HFT: The report points to shrinking margins driven by insurance coverage changes and funding uncertainty. From a facilities and real estate standpoint, what are health systems doing right now to manage costs without undermining care delivery or long-term asset performance? 

Matthew Coursen: Number one, they’re creating efficiencies within their individual clinical spaces to make sure they’re maximizing utilization of facilities and exam rooms across providers, service lines and even different hours of operation. Efficiency is really the first answer to how they’re approaching this. 

Number two is an overall portfolio optimization exercise. That means taking a hard look at owned properties, leased properties and any excess or surplus real estate that could potentially be monetized. In some cases, that monetization might come through more creative strategies, such as sale-leasebacks or other financing vehicles that put cash in the bank, so to speak, while still allowing them to continue providing care in the community at those facilities. 

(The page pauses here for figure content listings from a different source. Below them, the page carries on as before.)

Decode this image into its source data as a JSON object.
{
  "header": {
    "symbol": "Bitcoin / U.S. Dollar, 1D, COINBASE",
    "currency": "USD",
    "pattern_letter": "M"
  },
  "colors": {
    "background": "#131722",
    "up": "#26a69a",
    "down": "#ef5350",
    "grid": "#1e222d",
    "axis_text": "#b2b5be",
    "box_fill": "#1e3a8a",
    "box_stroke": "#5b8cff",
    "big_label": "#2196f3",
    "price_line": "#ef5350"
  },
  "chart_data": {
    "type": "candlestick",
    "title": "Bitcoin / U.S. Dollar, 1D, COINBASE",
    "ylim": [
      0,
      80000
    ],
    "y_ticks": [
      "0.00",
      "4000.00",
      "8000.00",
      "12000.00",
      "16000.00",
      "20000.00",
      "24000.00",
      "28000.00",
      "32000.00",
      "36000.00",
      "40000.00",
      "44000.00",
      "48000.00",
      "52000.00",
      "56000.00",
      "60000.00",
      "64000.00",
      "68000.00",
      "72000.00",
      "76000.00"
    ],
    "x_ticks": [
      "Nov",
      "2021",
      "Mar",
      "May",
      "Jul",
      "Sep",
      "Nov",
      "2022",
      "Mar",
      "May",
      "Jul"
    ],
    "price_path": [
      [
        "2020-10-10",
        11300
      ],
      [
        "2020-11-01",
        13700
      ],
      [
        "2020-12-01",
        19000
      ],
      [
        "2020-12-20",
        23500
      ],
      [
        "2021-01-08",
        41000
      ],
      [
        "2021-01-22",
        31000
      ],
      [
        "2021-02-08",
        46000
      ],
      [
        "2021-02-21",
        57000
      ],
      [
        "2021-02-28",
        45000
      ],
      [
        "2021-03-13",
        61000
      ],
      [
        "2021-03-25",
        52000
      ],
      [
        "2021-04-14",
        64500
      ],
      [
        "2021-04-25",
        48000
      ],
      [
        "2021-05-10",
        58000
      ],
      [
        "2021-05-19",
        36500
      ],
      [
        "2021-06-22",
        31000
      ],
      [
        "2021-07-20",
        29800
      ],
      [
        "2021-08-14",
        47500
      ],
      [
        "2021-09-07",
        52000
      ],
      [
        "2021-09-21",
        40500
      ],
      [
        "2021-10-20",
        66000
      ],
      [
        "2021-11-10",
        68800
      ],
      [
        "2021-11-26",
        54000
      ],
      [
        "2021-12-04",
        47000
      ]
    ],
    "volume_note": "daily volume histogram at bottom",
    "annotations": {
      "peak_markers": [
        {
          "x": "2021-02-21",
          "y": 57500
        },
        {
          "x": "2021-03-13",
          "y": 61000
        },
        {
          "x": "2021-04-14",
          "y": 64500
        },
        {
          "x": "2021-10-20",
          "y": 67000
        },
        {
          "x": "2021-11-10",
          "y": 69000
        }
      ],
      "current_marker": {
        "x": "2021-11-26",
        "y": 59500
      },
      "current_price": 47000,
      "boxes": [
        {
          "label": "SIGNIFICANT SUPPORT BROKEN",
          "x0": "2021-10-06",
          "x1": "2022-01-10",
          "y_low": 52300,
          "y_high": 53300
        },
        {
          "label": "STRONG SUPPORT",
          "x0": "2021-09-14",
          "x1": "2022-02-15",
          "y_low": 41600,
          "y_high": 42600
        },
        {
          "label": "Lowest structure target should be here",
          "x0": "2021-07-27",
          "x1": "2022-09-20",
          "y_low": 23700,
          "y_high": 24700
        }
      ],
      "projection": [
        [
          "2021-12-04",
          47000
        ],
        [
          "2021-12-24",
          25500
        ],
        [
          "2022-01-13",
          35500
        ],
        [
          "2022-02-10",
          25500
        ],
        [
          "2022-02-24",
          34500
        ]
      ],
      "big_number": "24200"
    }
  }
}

So those are the two key approaches: improving space utilization efficiency and undertaking a comprehensive portfolio analysis to identify opportunities to monetize assets, add value or create cost savings across the portfolio. 

Related Content: Healthcare Real Estate: Responding to Shifting Patient Demands

HFT: The report stresses the need for contingency and scenario planning amid Medicare and Medicaid uncertainty. What does effective scenario planning look like for facilities teams, and how should leaders prioritize decisions when the policy landscape remains unsettled? 

Coursen: From a facilities and real estate standpoint, adaptability is critically important. As real estate and facilities teams within healthcare organizations deploy the system’s business objectives, they need to make sure the facilities they’re moving into, expanding, renovating or otherwise modifying are as adaptable as possible for the future. 

There is a lot of uncertainty around how care delivery models may evolve in the coming years. If a space serves one purpose today, the more easily it can be adapted to serve a different need tomorrow, the better it is as a form of risk mitigation for the system. 

HFT: Consolidation is expected to accelerate, particularly for financially vulnerable providers. How does this environment change the way facilities leaders should think about portfolio optimization, deferred maintenance, and capital investment decisions? 

Coursen: It’s about ruthless prioritization. Undertaking a comprehensive portfolio diagnostic is a critical first step. During that phase, we help clients look closely at the physical assets themselves—what condition they’re in and how they’re performing. We conduct facility condition assessments that result in detailed reports outlining where deferred maintenance exists, what maintenance is coming due and the costs associated with that work. 

From there, we work with them on the capital planning side to prioritize projects, focusing investment on the facilities that are performing the best—or are best positioned to perform—from a patient throughput and revenue perspective. 

So number one is evaluating the portfolio through facility condition assessments. Number two is looking at the overall network—where locations sit relative to the patient base, both current and future. If that patient base is likely to shift due to insurance reimbursement changes or policy adjustments, organizations need to take a hard look at their market presence and service areas. That may mean consolidating, relocating or otherwise adjusting the portfolio and clinical locations to serve patients more effectively and conveniently, while keeping competitors at bay. 

Jeff Wardon, Jr., is the assistant editor of the facilities market.